53 The district court allowed the government to introduce evidence of the gun found in Banks's Jeep the night of his arrest. After a proper Miranda warning, Banks admitted to the arresting officer that he owned the gun. Banks now argues that the district court erred in admitting evidence of the gun because it was unfairly prejudicial and its probative value was outweighed by the prejudice. See Fed.R.Evid. 403. Again, we review the district court's ruling on admissibility for abuse of discretion. See Rangel, 350 F.3d at 650. 54 This court has often said that guns are tools of the trade for drug dealing. See, e.g., United States v. Wyatt, 102 F.3d 241, 248 (7th Cir.1996). It seems obvious, then, that the gun found in Banks's Jeep immediately after he met with Jackson would be relevant to the question of whether Banks had sold Jackson the cocaine ejected from his (Jackson's) car as charged. Banks argues that the gun evidence was unfairly prejudicial, and that the district judge's comment that [the gun evidence] is tremendously prejudicial shows she did not know she had the discretion to exclude evidence of the gun. (Tr. at 1421.) We think it much more likely that the district court judge understood the rules of evidence and admitted the gun evidence because, although it was unquestionably prejudicial, it was not so unfairly prejudicial as to substantially outweigh its probative value. Admitting evidence of the gun was not an abuse of discretion.

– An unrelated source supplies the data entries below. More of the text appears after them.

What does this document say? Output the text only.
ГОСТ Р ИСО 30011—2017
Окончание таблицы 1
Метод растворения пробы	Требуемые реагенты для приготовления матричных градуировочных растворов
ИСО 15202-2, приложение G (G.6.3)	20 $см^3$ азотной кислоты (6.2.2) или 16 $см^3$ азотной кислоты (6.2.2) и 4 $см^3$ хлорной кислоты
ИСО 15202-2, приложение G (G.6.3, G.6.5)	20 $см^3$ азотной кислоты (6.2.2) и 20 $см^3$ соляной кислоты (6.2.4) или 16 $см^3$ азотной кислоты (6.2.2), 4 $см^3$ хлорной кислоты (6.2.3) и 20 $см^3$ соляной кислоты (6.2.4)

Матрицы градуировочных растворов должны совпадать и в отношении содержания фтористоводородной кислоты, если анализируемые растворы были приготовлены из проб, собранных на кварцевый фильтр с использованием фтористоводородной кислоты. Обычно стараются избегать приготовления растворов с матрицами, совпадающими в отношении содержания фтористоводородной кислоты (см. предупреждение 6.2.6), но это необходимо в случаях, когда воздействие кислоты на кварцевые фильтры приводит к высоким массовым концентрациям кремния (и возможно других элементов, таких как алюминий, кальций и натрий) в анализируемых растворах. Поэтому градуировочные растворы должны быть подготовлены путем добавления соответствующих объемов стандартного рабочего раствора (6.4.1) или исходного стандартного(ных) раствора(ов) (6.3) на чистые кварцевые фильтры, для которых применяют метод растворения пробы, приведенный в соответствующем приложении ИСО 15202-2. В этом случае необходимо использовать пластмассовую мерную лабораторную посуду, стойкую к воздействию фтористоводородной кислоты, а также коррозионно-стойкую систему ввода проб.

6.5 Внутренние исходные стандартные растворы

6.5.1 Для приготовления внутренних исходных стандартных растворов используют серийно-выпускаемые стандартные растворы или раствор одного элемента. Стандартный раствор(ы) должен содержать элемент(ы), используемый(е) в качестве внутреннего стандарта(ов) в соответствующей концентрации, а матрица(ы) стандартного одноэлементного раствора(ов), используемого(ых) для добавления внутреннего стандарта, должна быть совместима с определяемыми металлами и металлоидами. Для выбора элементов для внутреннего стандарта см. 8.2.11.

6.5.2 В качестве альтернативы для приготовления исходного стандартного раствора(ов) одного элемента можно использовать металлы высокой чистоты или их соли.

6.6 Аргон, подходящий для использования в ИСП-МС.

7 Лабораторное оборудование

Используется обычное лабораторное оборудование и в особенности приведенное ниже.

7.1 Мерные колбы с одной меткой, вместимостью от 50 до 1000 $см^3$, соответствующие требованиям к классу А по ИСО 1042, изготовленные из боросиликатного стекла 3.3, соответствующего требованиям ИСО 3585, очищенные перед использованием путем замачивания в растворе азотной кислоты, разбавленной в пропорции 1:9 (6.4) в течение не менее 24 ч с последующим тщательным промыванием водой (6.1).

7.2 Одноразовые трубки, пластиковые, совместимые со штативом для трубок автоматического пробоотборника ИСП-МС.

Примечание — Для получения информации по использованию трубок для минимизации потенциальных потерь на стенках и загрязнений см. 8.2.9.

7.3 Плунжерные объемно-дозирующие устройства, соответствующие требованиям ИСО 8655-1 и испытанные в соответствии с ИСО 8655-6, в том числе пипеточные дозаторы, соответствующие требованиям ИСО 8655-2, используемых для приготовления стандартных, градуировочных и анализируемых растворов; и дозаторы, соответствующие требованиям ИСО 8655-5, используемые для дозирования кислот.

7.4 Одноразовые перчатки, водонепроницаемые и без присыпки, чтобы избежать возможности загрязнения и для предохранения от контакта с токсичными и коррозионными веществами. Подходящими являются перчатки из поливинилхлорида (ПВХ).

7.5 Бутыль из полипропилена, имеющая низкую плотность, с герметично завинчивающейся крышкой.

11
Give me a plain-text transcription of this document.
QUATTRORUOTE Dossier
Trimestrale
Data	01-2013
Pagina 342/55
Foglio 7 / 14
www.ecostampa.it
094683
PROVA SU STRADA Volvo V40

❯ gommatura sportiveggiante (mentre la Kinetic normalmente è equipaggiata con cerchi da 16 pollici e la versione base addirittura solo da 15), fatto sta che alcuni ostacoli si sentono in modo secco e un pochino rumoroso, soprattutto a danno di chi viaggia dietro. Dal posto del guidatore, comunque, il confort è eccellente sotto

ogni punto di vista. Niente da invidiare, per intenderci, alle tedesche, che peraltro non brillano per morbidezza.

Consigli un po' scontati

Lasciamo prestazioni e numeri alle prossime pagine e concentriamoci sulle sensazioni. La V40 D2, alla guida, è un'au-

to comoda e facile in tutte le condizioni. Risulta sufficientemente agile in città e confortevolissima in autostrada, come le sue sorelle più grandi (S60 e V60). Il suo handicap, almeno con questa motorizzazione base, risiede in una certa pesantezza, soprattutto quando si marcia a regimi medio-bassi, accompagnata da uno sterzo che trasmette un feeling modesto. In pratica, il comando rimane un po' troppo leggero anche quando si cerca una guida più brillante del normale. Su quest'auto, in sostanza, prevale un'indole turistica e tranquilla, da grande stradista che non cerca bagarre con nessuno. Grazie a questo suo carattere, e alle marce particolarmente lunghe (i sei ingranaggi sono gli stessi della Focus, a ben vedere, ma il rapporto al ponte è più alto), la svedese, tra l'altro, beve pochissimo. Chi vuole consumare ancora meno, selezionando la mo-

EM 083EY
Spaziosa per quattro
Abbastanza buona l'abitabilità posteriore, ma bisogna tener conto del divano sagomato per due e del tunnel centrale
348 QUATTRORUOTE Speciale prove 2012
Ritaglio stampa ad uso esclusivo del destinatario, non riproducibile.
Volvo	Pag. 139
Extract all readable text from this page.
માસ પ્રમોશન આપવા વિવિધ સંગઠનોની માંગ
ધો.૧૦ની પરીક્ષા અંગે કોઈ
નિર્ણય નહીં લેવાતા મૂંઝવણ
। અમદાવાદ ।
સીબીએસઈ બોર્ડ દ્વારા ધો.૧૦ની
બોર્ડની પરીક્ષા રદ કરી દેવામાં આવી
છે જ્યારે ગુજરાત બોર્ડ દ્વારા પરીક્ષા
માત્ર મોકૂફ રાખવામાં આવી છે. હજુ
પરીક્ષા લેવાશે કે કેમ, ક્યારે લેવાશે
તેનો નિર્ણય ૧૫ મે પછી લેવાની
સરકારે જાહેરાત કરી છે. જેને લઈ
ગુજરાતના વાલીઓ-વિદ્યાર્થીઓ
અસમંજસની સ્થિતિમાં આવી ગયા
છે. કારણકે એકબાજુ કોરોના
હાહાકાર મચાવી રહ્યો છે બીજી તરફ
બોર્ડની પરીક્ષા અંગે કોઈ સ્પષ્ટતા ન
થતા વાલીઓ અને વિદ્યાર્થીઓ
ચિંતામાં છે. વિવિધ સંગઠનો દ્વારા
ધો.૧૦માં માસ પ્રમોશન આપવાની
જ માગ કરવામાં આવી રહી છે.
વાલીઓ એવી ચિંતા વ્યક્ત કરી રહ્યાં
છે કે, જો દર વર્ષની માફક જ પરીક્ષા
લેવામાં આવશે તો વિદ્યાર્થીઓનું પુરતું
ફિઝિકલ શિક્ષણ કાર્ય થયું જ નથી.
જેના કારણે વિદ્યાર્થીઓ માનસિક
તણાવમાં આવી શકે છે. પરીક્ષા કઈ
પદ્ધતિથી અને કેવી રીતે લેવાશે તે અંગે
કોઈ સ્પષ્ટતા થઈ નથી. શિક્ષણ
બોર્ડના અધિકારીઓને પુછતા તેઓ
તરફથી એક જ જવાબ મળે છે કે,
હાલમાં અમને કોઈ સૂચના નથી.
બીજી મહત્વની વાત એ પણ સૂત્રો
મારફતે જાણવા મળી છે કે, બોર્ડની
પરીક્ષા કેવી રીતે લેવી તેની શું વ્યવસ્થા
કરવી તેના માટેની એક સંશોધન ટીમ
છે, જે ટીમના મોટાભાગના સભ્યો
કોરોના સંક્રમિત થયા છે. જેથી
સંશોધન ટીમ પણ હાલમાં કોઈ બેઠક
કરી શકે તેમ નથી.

55 In its rebuttal, the government offered evidence that Banks's Jeep was inspected by a narcotics-trained dog and that the dog alerted to the driver's seat of the vehicle. The district court conducted a hearing and voir dire of the dog's handler, and initially allowed the evidence to be presented to the jury. After the dog handler's testimony, though, and after court had been adjourned for a weekend, the district court decided to strike the evidence. Banks claims that the district court's error of allowing the evidence to be presented prejudiced him, and that the subsequent jury instructions to disregard the dog handler's testimony were insufficient. 56 Banks offers nothing to show how the weekend lapse between the introduction of the dog alert evidence and the instructions to disregard that evidence was prejudicial to him. We find it implausible that the jury considered this testimony in convicting Banks of possessing the cocaine found in April's apartment. On the contrary, it appears that the jury was able to put the testimony out of their minds, since they acquitted Banks of the charge of selling cocaine to Jackson the night of the dog inspection. See Smith, 308 F.3d at 739-740.